# Colubrids > Pituophis >  Just an update

## ladywhipple02

Well, I just wanted ya'll to know that today, for the very first time, I held Tristan! 

For those of you who don't know, Tristan is my little baby Bull snake who is full of bluster: hissy, nippy, likes to "strike" (meaning he lunges forward while hissing but then pulls back at the last minute). 

Lately, however, I've just been sticking my hand down inside his cage, letting him get used to the fact that it's not threatening. At first, he'd S-up and wouldn't move a bit. But yesterday he tasted me for a couple minutes and then went on his merry way... even let me touch his side, though he skedaddled real quick when I did.

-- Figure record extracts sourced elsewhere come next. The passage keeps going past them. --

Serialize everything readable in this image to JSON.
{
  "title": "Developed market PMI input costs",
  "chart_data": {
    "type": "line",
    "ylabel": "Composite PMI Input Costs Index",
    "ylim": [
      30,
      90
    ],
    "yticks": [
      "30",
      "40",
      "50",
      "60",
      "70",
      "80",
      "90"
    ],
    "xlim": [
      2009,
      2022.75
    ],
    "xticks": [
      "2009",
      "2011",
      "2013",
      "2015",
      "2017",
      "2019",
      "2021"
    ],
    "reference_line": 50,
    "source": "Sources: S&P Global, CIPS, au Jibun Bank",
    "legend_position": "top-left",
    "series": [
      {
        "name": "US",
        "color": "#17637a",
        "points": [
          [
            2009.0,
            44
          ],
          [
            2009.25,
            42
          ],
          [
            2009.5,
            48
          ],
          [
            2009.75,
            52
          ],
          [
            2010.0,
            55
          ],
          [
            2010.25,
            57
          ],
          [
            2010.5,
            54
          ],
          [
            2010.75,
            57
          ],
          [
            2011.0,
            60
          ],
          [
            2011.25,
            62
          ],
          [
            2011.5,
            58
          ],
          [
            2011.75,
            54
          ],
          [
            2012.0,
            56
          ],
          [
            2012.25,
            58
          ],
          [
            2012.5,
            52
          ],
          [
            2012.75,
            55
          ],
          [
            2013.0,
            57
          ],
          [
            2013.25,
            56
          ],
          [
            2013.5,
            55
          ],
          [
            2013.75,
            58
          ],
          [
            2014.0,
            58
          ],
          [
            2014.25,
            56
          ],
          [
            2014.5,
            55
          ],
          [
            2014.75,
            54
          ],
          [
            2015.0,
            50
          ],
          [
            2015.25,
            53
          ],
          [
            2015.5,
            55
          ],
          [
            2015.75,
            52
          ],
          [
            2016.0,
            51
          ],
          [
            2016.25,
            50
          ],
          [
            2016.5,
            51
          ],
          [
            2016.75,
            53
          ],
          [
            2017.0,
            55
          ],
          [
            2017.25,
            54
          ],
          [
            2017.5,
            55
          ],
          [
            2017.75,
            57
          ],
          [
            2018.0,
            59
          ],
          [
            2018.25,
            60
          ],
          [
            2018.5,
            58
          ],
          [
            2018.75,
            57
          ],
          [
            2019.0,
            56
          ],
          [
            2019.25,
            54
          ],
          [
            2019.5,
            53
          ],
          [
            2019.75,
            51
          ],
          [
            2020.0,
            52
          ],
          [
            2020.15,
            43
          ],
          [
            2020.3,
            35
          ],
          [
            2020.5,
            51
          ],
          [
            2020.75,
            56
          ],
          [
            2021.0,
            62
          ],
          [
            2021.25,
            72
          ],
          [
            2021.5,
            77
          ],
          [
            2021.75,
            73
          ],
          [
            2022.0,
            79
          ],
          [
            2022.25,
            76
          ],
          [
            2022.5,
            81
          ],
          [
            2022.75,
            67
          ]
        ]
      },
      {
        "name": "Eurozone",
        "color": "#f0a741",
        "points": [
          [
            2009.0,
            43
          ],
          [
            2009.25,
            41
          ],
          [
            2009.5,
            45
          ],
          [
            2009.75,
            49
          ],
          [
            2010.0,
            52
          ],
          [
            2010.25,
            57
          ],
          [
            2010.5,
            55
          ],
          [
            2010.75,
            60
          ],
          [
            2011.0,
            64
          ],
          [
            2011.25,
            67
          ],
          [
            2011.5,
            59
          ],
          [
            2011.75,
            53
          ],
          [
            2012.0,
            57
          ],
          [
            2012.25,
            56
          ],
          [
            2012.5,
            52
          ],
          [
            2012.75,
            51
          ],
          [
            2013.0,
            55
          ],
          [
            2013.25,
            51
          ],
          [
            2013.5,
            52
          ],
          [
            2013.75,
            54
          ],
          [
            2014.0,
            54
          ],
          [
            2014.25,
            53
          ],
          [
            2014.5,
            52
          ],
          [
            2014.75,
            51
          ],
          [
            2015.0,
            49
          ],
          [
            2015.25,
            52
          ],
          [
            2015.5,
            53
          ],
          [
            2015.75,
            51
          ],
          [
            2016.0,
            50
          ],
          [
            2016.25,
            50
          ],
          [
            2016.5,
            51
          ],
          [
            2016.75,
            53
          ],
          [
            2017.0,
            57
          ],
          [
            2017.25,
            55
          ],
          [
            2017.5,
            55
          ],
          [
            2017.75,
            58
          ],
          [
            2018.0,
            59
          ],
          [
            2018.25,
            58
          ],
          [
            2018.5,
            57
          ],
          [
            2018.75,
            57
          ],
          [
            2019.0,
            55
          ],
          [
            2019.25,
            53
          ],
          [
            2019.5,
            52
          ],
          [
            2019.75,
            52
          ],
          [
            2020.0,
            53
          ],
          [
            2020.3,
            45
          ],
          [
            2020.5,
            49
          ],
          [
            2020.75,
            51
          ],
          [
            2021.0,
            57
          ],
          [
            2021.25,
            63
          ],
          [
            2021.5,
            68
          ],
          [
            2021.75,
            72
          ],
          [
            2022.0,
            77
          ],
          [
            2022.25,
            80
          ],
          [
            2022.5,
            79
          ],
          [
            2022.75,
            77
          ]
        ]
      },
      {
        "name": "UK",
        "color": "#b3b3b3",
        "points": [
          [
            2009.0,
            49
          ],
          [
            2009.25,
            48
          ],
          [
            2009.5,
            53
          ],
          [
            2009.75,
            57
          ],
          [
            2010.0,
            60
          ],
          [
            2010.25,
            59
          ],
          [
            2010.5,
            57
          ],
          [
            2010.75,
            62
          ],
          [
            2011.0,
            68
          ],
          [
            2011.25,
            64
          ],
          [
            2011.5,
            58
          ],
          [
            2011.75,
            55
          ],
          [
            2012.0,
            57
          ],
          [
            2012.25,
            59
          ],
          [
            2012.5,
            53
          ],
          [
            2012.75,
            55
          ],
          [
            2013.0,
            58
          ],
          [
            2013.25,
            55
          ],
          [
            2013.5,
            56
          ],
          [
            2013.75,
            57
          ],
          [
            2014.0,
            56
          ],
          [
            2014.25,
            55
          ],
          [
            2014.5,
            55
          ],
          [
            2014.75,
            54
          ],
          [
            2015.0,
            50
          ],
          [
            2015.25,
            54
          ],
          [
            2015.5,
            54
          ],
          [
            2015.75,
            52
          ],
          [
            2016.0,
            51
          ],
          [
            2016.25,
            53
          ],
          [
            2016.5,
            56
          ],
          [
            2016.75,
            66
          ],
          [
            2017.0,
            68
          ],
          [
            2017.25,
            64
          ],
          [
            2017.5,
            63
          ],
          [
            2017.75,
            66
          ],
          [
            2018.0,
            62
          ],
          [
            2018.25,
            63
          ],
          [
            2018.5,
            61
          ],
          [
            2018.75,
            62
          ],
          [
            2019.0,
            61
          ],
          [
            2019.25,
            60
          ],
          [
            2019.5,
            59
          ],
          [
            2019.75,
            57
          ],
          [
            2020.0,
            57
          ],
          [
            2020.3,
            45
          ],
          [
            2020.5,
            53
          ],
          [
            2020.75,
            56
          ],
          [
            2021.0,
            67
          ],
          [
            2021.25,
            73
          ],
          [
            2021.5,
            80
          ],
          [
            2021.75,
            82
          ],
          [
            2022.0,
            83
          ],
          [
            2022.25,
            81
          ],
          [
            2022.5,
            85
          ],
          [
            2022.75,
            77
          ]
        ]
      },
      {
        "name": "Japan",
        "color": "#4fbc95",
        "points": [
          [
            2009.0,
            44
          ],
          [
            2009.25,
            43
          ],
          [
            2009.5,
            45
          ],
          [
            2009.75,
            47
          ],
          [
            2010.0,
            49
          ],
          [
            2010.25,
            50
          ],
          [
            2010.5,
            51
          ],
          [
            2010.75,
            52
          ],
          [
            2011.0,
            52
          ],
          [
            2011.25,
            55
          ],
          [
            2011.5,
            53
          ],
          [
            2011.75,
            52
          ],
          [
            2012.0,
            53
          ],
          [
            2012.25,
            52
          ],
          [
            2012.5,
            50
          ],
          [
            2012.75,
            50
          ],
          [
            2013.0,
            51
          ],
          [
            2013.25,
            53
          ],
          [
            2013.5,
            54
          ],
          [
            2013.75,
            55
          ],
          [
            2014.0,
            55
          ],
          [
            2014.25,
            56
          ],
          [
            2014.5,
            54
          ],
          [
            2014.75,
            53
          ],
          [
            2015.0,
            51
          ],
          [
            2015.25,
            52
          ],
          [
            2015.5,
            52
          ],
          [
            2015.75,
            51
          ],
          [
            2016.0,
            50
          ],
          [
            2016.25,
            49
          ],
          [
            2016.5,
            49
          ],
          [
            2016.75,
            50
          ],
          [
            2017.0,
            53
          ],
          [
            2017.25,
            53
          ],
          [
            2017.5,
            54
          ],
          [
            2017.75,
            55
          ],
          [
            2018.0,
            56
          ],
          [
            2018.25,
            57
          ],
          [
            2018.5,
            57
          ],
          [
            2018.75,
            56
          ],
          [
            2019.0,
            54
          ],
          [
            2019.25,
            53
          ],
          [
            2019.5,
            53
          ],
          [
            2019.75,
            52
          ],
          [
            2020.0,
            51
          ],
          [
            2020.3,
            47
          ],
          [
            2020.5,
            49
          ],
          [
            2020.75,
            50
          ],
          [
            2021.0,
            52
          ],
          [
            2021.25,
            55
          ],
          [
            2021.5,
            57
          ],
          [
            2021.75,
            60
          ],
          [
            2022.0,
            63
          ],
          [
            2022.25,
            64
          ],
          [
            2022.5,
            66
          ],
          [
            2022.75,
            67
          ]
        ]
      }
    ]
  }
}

So, today, I put my hand in and he basically ignored it; tongue flicked a couple times and all was good. I gently went to pick him up, and he moved a bit, but not too much. And when I was finally holding him, not a hiss, no S-ing, nothing. Curled himself around my hand and did great! 

I've had him for a couple weeks now... I pretty much left him alone for the first week, and for the second week. He totally downed a mouse hopper three days ago. All in all... I'm incredibly pleased with the progress  :Very Happy:

----------


## joepythons

Congrats  :Rock on:

----------


## cassandra

Awesome! =)

----------


## ZEKESMOM

Great news  :Smile:

----------


## Freakie_frog

glad to see he's adjusting well.. good job

----------


## tideguyinva

congratulations  awesome to hold them isnt it.

----------


## Schlyne

Congratulations!

They can put up quite a display when they want to  :Very Happy:

----------